Abrió la puerta del salón y vio a su Rachel de ojos pardos y sinceros. De repente, como si despertase de un sueño, gozó la cálida y agradable sensación de estar vivo. ¡Vivo! ¡Sólo hay un mundo del cual estamos seguros! ¡Éste!

—¡Rachel! —dijo, y, levantándole la barbilla, la besó.

La lámpara

Sin lugar a dudas, era una casa vieja. Todo el conjunto tenia el sello indeleble de lo antiguo, como sucede en las ciudades de edad remota, construidas alrededor de su catedral. Pero el número diecinueve daba la impresión de ser la más vieja, con el aire solemne de patriarcado y su color gris de insolente arrogancia. Destilaba esa frialdad repulsiva que distingue a todas las casas hace mucho tiempo deshabitadas. Su austera desolación reinaba por encima de las otras moradas.

En cualquier otra ciudad se hubiera dicho que era una casa encantada; pero no en Weyminster, donde los fantasmas carecían de adictos, si bien se respetaban las creencias propias de los «feudos y condados». Por eso, el número diecinueve jamás tuvo el sobrenombre de casa encantada.
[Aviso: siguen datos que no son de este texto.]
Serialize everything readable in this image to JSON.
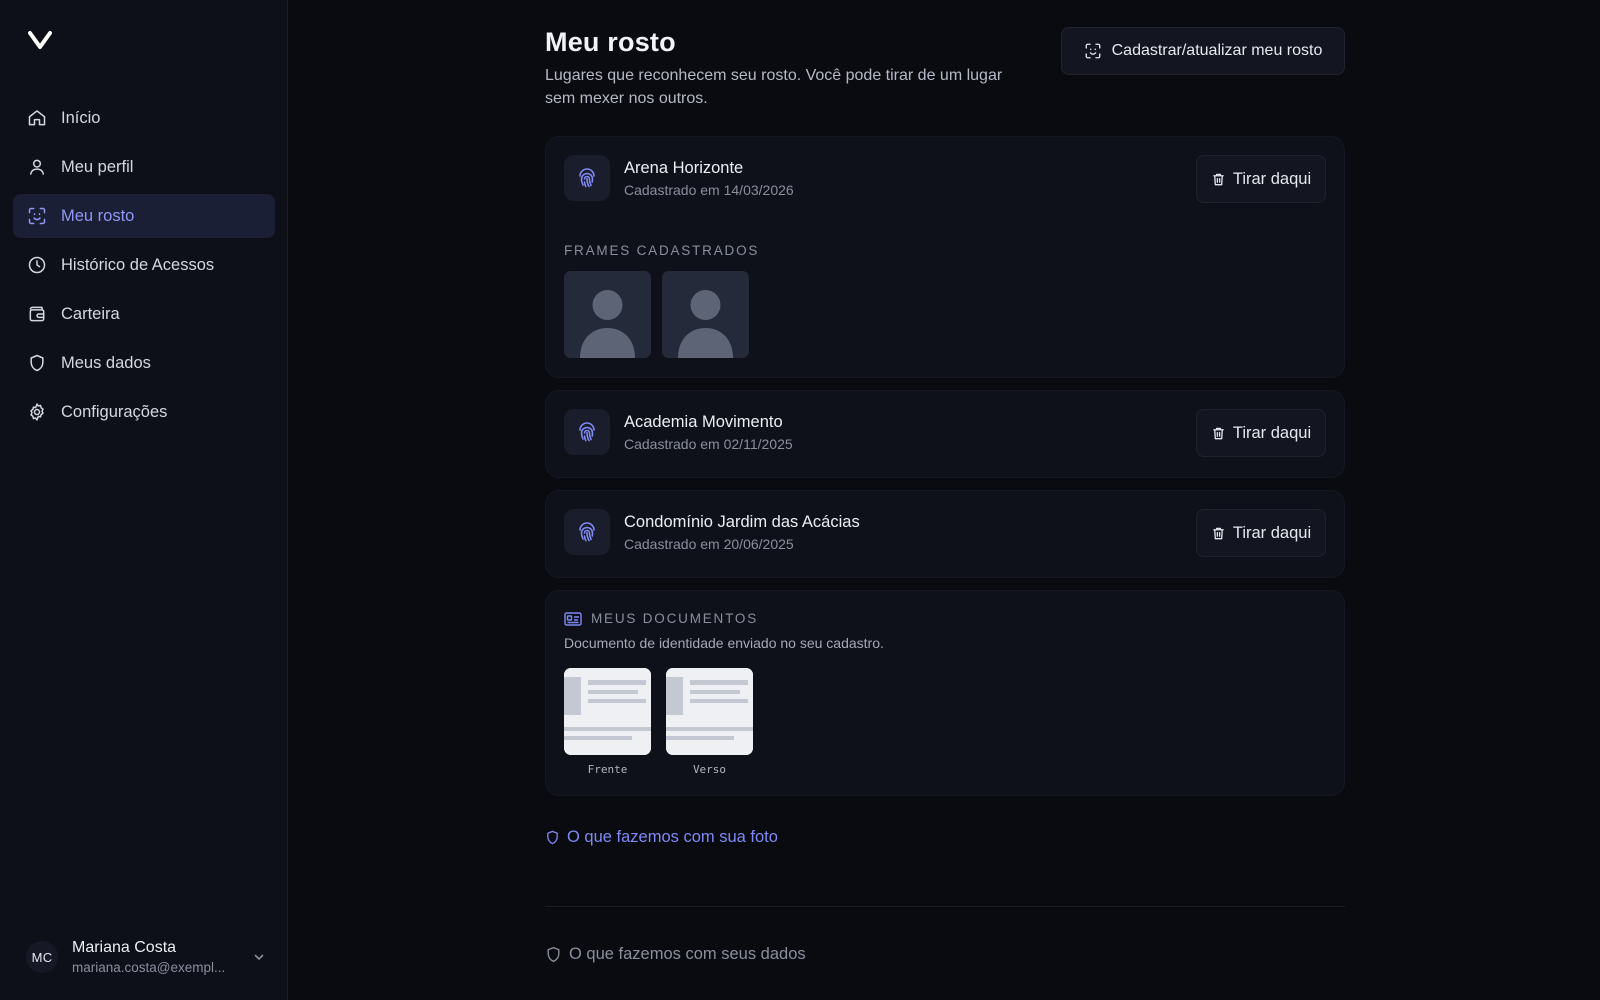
{
  "sidebar": {
    "logo_icon": "v-logo-icon",
    "items": [
      {
        "label": "Início",
        "icon": "home-icon"
      },
      {
        "label": "Meu perfil",
        "icon": "user-icon"
      },
      {
        "label": "Meu rosto",
        "icon": "face-scan-icon",
        "active": true
      },
      {
        "label": "Histórico de Acessos",
        "icon": "clock-icon"
      },
      {
        "label": "Carteira",
        "icon": "wallet-icon"
      },
      {
        "label": "Meus dados",
        "icon": "shield-icon"
      },
      {
        "label": "Configurações",
        "icon": "gear-icon"
      }
    ],
    "user": {
      "initials": "MC",
      "name": "Mariana Costa",
      "email": "mariana.costa@exempl..."
    }
  },
  "main": {
    "title": "Meu rosto",
    "subtitle": "Lugares que reconhecem seu rosto. Você pode tirar de um lugar sem mexer nos outros.",
    "register_button": "Cadastrar/atualizar meu rosto",
    "places": [
      {
        "name": "Arena Horizonte",
        "date": "Cadastrado em 14/03/2026",
        "remove_label": "Tirar daqui",
        "frames_label": "FRAMES CADASTRADOS",
        "frames": 2
      },
      {
        "name": "Academia Movimento",
        "date": "Cadastrado em 02/11/2025",
        "remove_label": "Tirar daqui"
      },
      {
        "name": "Condomínio Jardim das Acácias",
        "date": "Cadastrado em 20/06/2025",
        "remove_label": "Tirar daqui"
      }
    ],
    "documents": {
      "title": "MEUS DOCUMENTOS",
      "description": "Documento de identidade enviado no seu cadastro.",
      "items": [
        {
          "caption": "Frente"
        },
        {
          "caption": "Verso"
        }
      ]
    },
    "photo_link": "O que fazemos com sua foto",
    "data_link": "O que fazemos com seus dados"
  },
  "colors": {
    "background": "#0a0b10",
    "sidebar": "#0e1019",
    "accent": "#7f89f2",
    "active_bg": "#1b1f35"
  }
}
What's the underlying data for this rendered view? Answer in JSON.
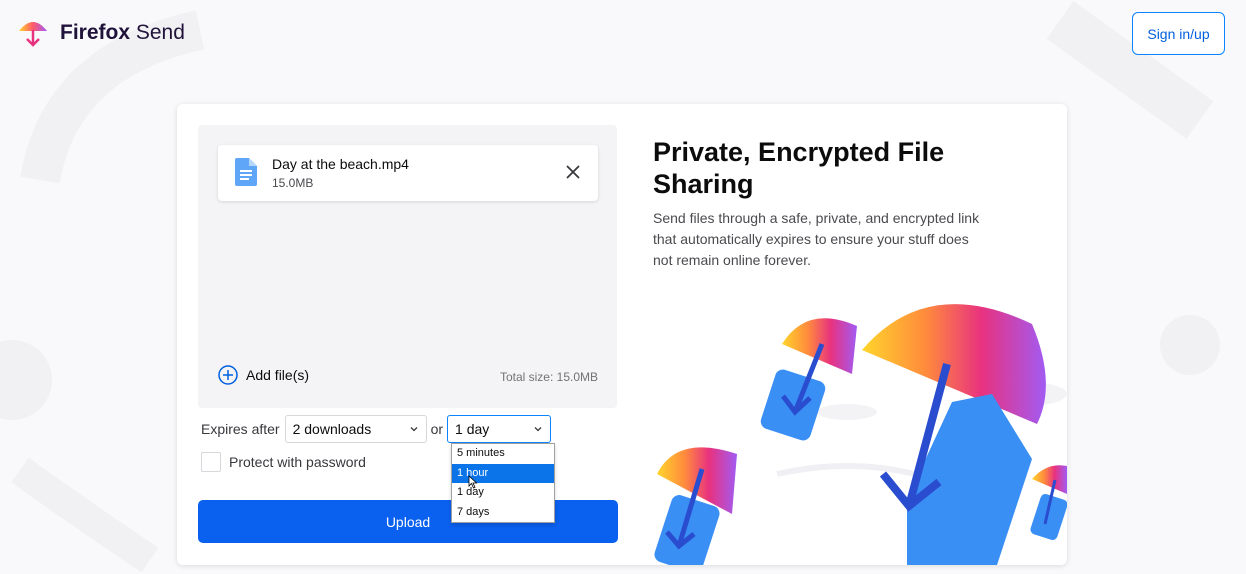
{
  "header": {
    "brand_bold": "Firefox",
    "brand_light": " Send",
    "signin_label": "Sign in/up"
  },
  "upload": {
    "file": {
      "name": "Day at the beach.mp4",
      "size": "15.0MB"
    },
    "add_files_label": "Add file(s)",
    "total_size": "Total size: 15.0MB"
  },
  "options": {
    "expires_label": "Expires after",
    "downloads_value": "2 downloads",
    "or_label": "or",
    "time_value": "1 day",
    "time_options": [
      "5 minutes",
      "1 hour",
      "1 day",
      "7 days"
    ],
    "highlighted_option": "1 hour",
    "password_label": "Protect with password",
    "password_checked": false
  },
  "upload_button_label": "Upload",
  "info": {
    "headline": "Private, Encrypted File Sharing",
    "description": "Send files through a safe, private, and encrypted link that automatically expires to ensure your stuff does not remain online forever."
  },
  "colors": {
    "accent": "#0a60ef",
    "link_blue": "#0060df",
    "file_icon_blue": "#5fa5f8",
    "umbrella_yellow": "#ffd52b",
    "umbrella_orange": "#ff8a3d",
    "umbrella_pink": "#e8327f",
    "umbrella_purple": "#a25bf3"
  }
}
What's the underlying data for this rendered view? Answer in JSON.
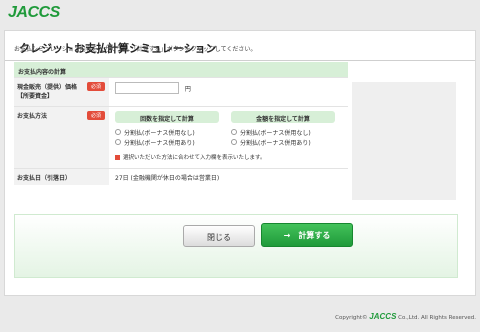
{
  "header": {
    "logo_text": "JACCS"
  },
  "page": {
    "title": "クレジットお支払計算シミュレーション",
    "intro": "お支払シミュレーション内容を入力のうえ、「計算する」ボタンをクリックしてください。"
  },
  "form": {
    "section_title": "お支払内容の計算",
    "required_badge": "必須",
    "price": {
      "label_line1": "現金販売（提供）価格",
      "label_line2": "【所要資金】",
      "value": "",
      "unit": "円"
    },
    "method": {
      "label": "お支払方法",
      "col1_head": "回数を指定して計算",
      "col2_head": "金額を指定して計算",
      "option_no_bonus": "分割払(ボーナス併用なし)",
      "option_bonus": "分割払(ボーナス併用あり)",
      "note": "選択いただいた方法に合わせて入力欄を表示いたします。"
    },
    "date": {
      "label": "お支払日（引落日）",
      "value": "27日 (金融機関が休日の場合は営業日)"
    }
  },
  "buttons": {
    "close": "閉じる",
    "calculate": "→　計算する"
  },
  "footer": {
    "copyright_prefix": "Copyright©",
    "logo": "JACCS",
    "suffix": "Co.,Ltd. All Rights Reserved."
  },
  "colors": {
    "brand_green": "#1f9a3a",
    "section_green": "#d7efd7",
    "required_red": "#e34c3a"
  }
}
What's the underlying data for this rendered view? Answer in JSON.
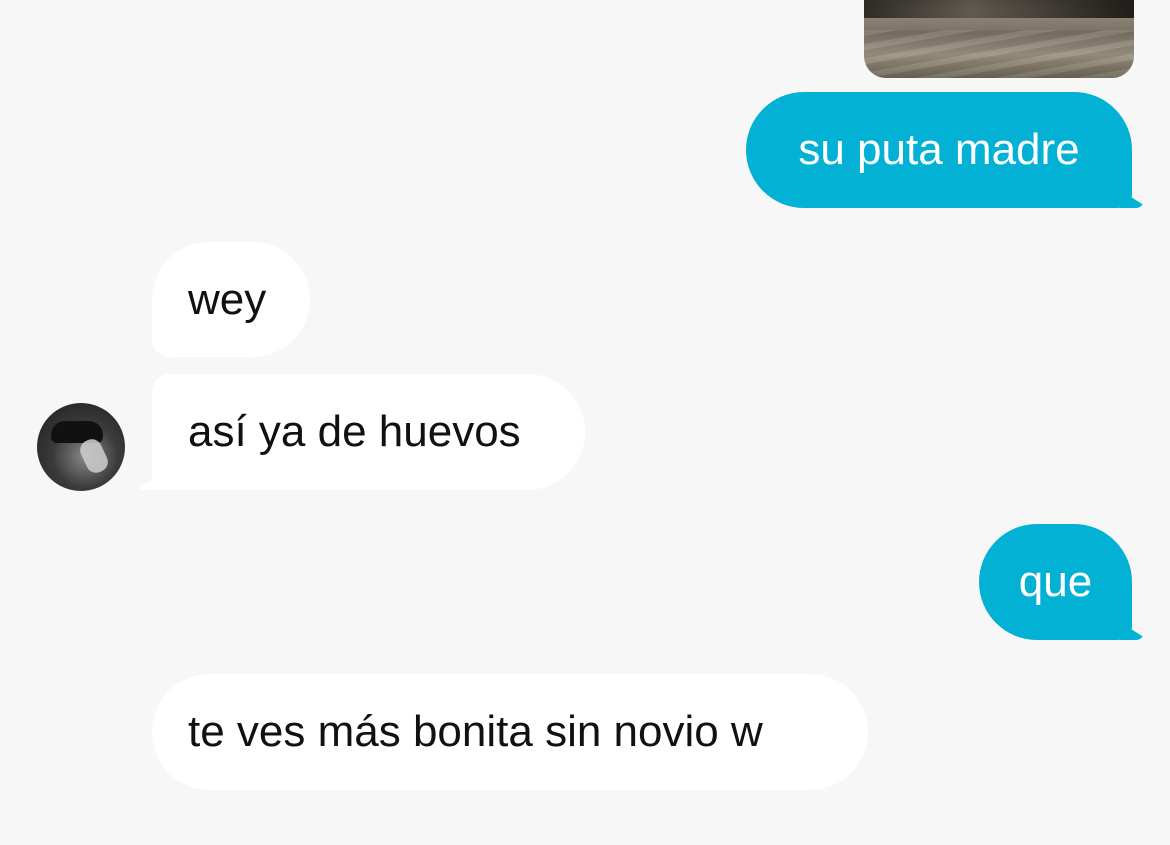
{
  "conversation": {
    "media_message": {
      "icon": "photo-thumbnail"
    },
    "messages": [
      {
        "id": "m1",
        "direction": "outgoing",
        "text": "su puta madre"
      },
      {
        "id": "m2",
        "direction": "incoming",
        "text": "wey"
      },
      {
        "id": "m3",
        "direction": "incoming",
        "text": "así ya de huevos"
      },
      {
        "id": "m4",
        "direction": "outgoing",
        "text": "que"
      },
      {
        "id": "m5",
        "direction": "incoming",
        "text": "te ves más bonita sin novio w"
      }
    ],
    "contact": {
      "avatar_icon": "profile-photo"
    }
  },
  "colors": {
    "outgoing_bubble": "#02b1d4",
    "incoming_bubble": "#ffffff",
    "background": "#f7f7f7"
  }
}
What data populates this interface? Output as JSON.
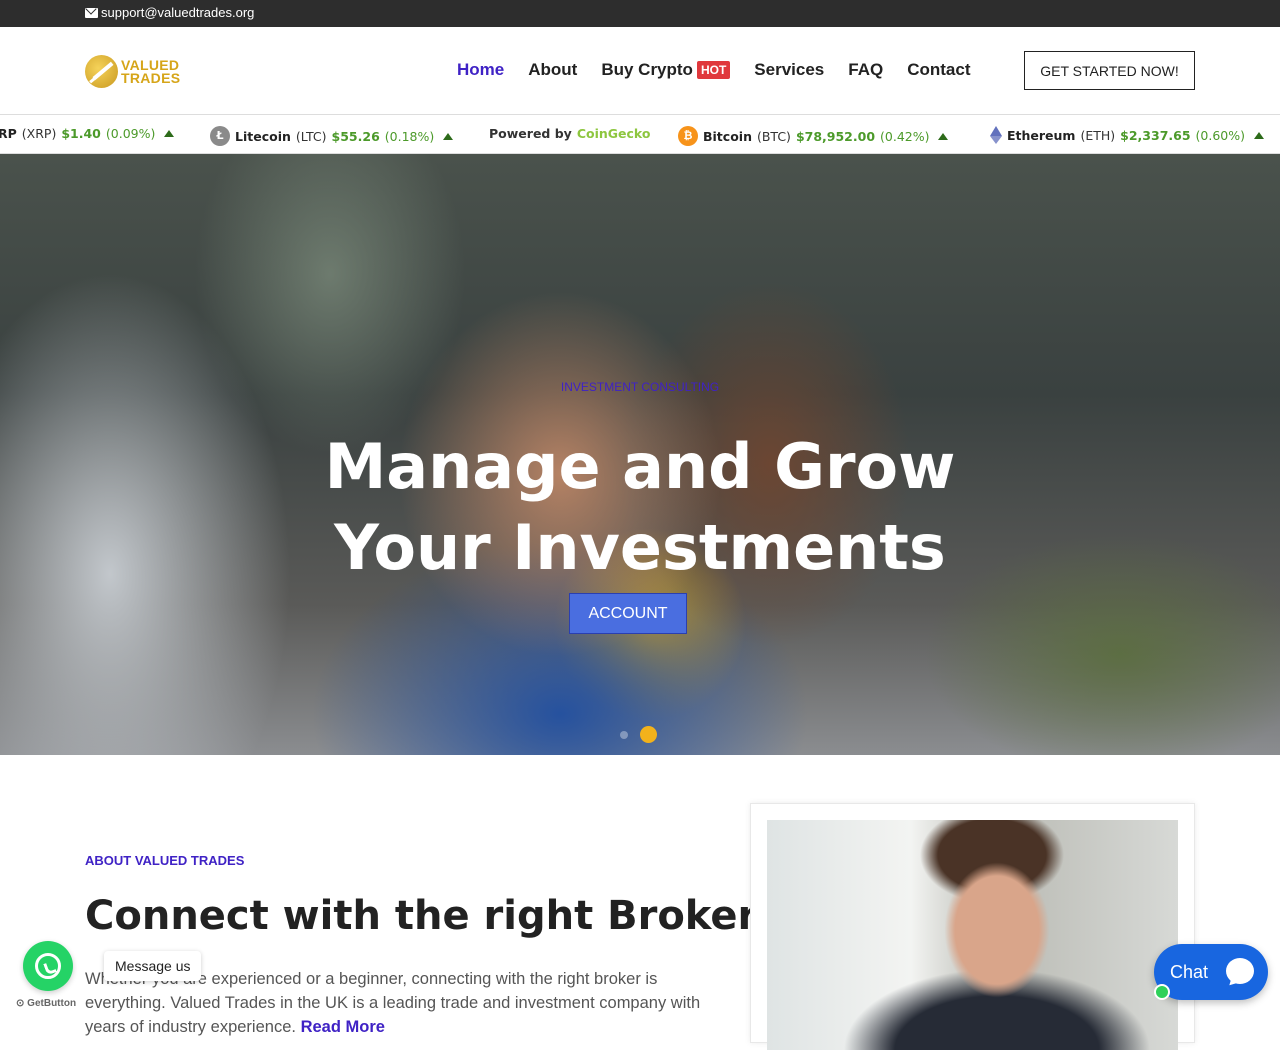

No obstante, lucía año tras año su rótulo: «Se alquila o vende».

La señora Lancaster miró aprobatoriamente la casa desde el automóvil, sentada junto al verboso agente de fincas, que derrochaba buen humor ante la idea de sacarse de encima el número diecinueve. Éste introdujo la llave en la cerradura sin aminorar sus elogios.